Da bleiben dir alle Möglichkeiten offen. Für mich ist ein Detail das Einstellen des Prüfdruckes. Je nach Länge und Durchmesser (je länger und dicker desto einfacher) des Schlauches, machen wenige mm³ den Unterschied zwischen zu hohem und zu niedrigem Druck aus.


----------



## sebi114 (31 August 2019)

Benjamin schrieb:


> Da bleiben dir alle Möglichkeiten offen. Für mich ist ein Detail das Einstellen des Prüfdruckes. Je nach Länge und Durchmesser (je länger und dicker desto einfacher) des Schlauches, machen wenige mm³ den Unterschied zwischen zu hohem und zu niedrigem Druck aus.



Das stimmt leider, bei einem dünnen und vllt noch dazu kurzen Schlauch wird das ganze interessant. Muss ich mir noch überlegen wie ich das löse.


----------



## Blockmove (31 August 2019)

sebi114 schrieb:


> Das stimmt leider, bei einem dünnen und vllt noch dazu kurzen Schlauch wird das ganze interessant. Muss ich mir noch überlegen wie ich das löse.

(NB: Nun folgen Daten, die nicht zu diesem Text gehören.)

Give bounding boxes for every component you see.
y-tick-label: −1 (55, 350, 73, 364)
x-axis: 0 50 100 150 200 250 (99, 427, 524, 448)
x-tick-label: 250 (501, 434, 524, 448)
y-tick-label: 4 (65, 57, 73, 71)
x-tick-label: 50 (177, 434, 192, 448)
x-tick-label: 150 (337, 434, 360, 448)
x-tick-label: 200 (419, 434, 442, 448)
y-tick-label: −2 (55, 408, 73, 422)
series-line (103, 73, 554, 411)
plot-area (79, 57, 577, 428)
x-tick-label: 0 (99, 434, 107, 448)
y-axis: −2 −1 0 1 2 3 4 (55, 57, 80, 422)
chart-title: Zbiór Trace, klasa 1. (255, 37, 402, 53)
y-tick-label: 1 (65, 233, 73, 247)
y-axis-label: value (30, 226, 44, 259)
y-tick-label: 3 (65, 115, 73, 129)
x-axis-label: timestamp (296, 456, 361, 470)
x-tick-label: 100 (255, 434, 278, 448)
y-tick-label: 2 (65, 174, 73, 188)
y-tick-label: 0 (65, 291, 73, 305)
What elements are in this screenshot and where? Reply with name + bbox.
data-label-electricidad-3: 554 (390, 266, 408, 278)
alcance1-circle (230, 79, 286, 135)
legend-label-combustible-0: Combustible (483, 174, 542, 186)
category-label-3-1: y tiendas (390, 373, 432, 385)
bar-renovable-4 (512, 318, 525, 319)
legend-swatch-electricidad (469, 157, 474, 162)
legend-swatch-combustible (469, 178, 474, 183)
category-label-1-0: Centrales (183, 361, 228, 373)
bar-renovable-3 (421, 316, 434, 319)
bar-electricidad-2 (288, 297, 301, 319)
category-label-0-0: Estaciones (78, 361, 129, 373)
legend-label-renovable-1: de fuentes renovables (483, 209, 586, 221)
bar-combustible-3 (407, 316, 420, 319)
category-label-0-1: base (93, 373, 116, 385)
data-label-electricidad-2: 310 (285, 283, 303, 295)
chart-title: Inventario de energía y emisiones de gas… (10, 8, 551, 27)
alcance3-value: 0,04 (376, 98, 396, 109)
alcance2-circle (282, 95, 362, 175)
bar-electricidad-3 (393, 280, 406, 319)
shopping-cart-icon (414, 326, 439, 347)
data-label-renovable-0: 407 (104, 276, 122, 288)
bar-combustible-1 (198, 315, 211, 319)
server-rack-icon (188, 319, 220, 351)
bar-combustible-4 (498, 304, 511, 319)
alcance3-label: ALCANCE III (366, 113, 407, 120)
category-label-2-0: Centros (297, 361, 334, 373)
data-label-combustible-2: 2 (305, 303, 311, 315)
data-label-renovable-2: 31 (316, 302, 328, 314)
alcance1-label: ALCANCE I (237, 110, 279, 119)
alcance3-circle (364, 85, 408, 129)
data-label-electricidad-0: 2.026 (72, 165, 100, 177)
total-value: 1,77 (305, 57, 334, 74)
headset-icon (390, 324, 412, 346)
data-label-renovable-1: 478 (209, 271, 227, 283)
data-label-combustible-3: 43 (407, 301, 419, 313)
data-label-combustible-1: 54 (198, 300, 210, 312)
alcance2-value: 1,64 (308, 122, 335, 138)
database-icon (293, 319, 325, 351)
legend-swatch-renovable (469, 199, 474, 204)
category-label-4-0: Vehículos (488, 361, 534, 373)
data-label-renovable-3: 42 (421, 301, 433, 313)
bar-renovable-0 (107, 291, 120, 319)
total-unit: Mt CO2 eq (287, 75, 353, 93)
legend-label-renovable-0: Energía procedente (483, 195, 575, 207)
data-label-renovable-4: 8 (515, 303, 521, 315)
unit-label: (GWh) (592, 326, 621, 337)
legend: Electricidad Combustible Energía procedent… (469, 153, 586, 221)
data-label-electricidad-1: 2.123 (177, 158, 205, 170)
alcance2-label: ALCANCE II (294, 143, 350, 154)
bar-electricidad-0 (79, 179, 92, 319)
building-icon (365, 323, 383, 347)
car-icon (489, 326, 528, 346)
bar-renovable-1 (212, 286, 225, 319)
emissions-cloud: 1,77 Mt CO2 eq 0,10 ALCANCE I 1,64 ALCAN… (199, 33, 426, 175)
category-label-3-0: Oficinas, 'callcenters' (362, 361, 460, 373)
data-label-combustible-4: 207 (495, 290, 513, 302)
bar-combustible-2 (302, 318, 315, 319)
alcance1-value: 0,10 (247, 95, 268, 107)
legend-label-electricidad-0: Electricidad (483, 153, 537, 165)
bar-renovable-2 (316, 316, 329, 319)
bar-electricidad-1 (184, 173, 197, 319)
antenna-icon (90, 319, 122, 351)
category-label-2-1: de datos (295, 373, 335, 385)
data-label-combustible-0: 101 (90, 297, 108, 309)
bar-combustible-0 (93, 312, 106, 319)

Das macht ein intelligentes Druckregelventil von alleine


----------



## Onkel Dagobert (1 September 2019)

sebi114 schrieb:


> Also ich habe nicht vor das Öl vorzuheizen. D.h. Raumtemperatur ...


An Vorheizen hatte ich gar nicht gedacht. Aber wenn dem so ist, dann ok. Falls die Öltemperatur des komprimierten Öls aber wesentlich über der Raumtemperatur liegt, dann müsste man schon mal darüber nachdenken.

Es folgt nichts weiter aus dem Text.